Opening on the special night were two-piece ARXX, who won Dream Wife’s open call asking female identifying and non-binary fronted music projects to join them on their headline tour as support. Similar to fellow Brighton band Sit Down, the group create a raucous sound, but also explore country. ‘Stuck on You’, in particular, from their Daughters of Daughters EP, has all the hallmarks of a country classic. Laid-back guitar riffs, and husky vocals, it made for a refreshing change.
Main support on the night, and for the whole tour, were Liverpudlian punk band, Queen Zee. Having impressed us with an exceptionally frenetic show at The Prince Albert earlier in the year, it was hard not to be impressed all over again. Strident and rasping, much of the theatrics come from lead singer Zee, who is an energetic presence on stage throughout. With a bizarre cover of ‘Bonkers’ and opening a circle pit for “ballroom dancing”, it’s clear that Queen Zee don’t adhere to rules or conventions.
I’m a sucker for a band arriving onstage to an ironic, tongue-in-cheek number so Dream Wife arriving to a mashup of Sophie Ellie Bextor’s ‘Murder on the Dancefloor’ and 2 Unlimited’s ‘Get Ready For This’ had me hooked from the start. Unsurprisingly, with early outings for the likes of early single ‘Lolita’ and Dream Wife lead single ‘Fire’ brought the tenacity and composure to tackle venues of this magnitude. It’s easy to forget just how many cracking, ear-worm heavy tracks the trio have at this point, and the likes of ‘F.U.U.’ and ‘Let’s Make Out’ had the crowd in raptures.
Most impressive, however, is lead singer Rakel Mjöll’s intense, hyperactive on-stage antics. Prowling from left to right of the stage, and constantly on the move making profound eye contact with the front section of the audience, there’s a wild energy to her performance that’s incredibly captivating. Vocally, too, she was incredible. Spiky, ferocious, and cutting, there’s more than a little bit of legendary frontman Mark E. Smith about her. Ultimately, she holds the band together and gives them that extra savagery in the band’s performance.

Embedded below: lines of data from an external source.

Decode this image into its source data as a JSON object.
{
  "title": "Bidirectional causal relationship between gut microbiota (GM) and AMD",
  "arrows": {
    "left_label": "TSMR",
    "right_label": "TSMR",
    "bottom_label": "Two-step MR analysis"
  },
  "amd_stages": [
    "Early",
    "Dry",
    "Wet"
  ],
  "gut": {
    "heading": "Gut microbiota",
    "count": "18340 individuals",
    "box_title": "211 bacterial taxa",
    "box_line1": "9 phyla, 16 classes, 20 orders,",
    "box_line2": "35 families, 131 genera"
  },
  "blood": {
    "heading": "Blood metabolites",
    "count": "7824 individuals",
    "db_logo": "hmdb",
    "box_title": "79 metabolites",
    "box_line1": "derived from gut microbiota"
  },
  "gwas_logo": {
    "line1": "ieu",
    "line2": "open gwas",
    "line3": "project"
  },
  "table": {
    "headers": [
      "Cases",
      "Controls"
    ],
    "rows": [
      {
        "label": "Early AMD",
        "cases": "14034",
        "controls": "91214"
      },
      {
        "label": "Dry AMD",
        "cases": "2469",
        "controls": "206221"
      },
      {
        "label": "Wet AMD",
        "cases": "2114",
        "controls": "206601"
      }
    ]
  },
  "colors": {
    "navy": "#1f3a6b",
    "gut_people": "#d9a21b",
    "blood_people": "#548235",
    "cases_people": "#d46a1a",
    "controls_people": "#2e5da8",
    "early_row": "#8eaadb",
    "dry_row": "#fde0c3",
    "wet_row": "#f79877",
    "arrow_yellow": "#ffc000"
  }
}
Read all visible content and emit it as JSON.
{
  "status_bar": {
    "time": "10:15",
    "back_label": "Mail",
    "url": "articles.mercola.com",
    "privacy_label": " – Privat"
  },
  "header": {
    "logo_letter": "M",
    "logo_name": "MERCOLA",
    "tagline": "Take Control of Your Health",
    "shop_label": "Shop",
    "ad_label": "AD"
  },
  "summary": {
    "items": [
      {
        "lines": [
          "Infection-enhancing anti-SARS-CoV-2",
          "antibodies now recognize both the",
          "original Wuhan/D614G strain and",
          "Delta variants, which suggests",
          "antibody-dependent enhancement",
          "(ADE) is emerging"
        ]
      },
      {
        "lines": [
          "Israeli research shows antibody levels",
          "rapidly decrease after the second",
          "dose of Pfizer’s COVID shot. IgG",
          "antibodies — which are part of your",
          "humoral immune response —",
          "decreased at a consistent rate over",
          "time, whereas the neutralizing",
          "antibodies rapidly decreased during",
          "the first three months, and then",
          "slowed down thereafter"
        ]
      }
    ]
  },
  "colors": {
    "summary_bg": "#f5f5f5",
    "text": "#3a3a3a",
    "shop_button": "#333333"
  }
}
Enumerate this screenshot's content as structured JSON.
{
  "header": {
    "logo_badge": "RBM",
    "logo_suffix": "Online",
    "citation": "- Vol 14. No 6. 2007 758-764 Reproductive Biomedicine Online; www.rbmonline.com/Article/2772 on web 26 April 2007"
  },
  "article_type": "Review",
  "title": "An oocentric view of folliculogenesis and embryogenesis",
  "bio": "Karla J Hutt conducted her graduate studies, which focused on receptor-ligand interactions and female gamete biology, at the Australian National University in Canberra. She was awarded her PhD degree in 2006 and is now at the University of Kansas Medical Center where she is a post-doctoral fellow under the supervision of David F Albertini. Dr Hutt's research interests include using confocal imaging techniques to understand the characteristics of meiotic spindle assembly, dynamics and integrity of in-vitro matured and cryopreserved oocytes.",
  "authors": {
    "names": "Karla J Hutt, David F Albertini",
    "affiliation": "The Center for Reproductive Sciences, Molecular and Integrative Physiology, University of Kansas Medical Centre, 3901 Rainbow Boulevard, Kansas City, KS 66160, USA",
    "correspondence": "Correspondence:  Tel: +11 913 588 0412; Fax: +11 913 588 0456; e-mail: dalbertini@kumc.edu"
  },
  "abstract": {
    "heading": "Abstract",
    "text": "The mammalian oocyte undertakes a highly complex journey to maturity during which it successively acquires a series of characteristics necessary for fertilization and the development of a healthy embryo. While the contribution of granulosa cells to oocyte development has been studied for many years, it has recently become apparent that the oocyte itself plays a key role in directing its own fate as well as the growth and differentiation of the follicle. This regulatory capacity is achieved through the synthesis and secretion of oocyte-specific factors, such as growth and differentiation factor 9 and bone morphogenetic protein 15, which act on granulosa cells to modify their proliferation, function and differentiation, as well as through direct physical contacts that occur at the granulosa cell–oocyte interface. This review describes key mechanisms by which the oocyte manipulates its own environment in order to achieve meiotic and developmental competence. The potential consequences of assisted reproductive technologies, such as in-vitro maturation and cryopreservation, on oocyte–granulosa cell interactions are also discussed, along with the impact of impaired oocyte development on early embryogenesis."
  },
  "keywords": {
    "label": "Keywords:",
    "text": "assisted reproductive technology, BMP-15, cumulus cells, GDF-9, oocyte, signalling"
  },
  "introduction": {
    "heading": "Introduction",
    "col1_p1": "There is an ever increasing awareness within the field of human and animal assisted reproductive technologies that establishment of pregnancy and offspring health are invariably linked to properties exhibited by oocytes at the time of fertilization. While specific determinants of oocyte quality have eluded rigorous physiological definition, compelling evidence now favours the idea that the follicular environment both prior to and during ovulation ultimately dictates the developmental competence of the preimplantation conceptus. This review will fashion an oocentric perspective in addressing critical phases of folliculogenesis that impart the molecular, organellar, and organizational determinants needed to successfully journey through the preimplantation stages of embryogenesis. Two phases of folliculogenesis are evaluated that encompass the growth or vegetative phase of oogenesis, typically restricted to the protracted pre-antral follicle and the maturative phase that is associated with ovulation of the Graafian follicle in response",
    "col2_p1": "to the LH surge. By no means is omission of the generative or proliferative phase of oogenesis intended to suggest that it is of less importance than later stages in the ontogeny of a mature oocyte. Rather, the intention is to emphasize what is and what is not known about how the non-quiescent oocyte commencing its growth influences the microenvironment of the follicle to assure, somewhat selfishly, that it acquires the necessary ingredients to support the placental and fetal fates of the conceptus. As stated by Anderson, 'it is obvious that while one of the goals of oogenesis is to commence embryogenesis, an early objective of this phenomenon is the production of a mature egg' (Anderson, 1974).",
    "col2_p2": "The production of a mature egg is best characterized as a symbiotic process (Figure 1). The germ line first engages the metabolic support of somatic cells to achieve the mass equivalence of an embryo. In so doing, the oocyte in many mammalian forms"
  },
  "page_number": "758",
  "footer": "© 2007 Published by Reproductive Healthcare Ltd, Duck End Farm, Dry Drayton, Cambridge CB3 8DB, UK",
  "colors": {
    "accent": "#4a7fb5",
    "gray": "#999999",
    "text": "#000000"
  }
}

Then, of course, there’s the band’s on-point political stance. Introducing one of their best songs, ‘Somebody’, by bringing, “All the bad bitches to the front” and stating that “gender is fluid”, it’s a genuinely heartwarming moment to see the band using their stature to be incredible role models for their young fans. Creating a warm environment, despite their ruthless and vicious repertoire, Dream Wife have an aura of dynamic and rapid change about them and it’s encouraging and affecting to witness. Whether they’re holding talks before their gigs to create safe spaces, looking after their fans, or performing songs about rape culture, girl power or a celebration of female sexuality, Dream Wife are striving for what all bands should undertake: genuine change.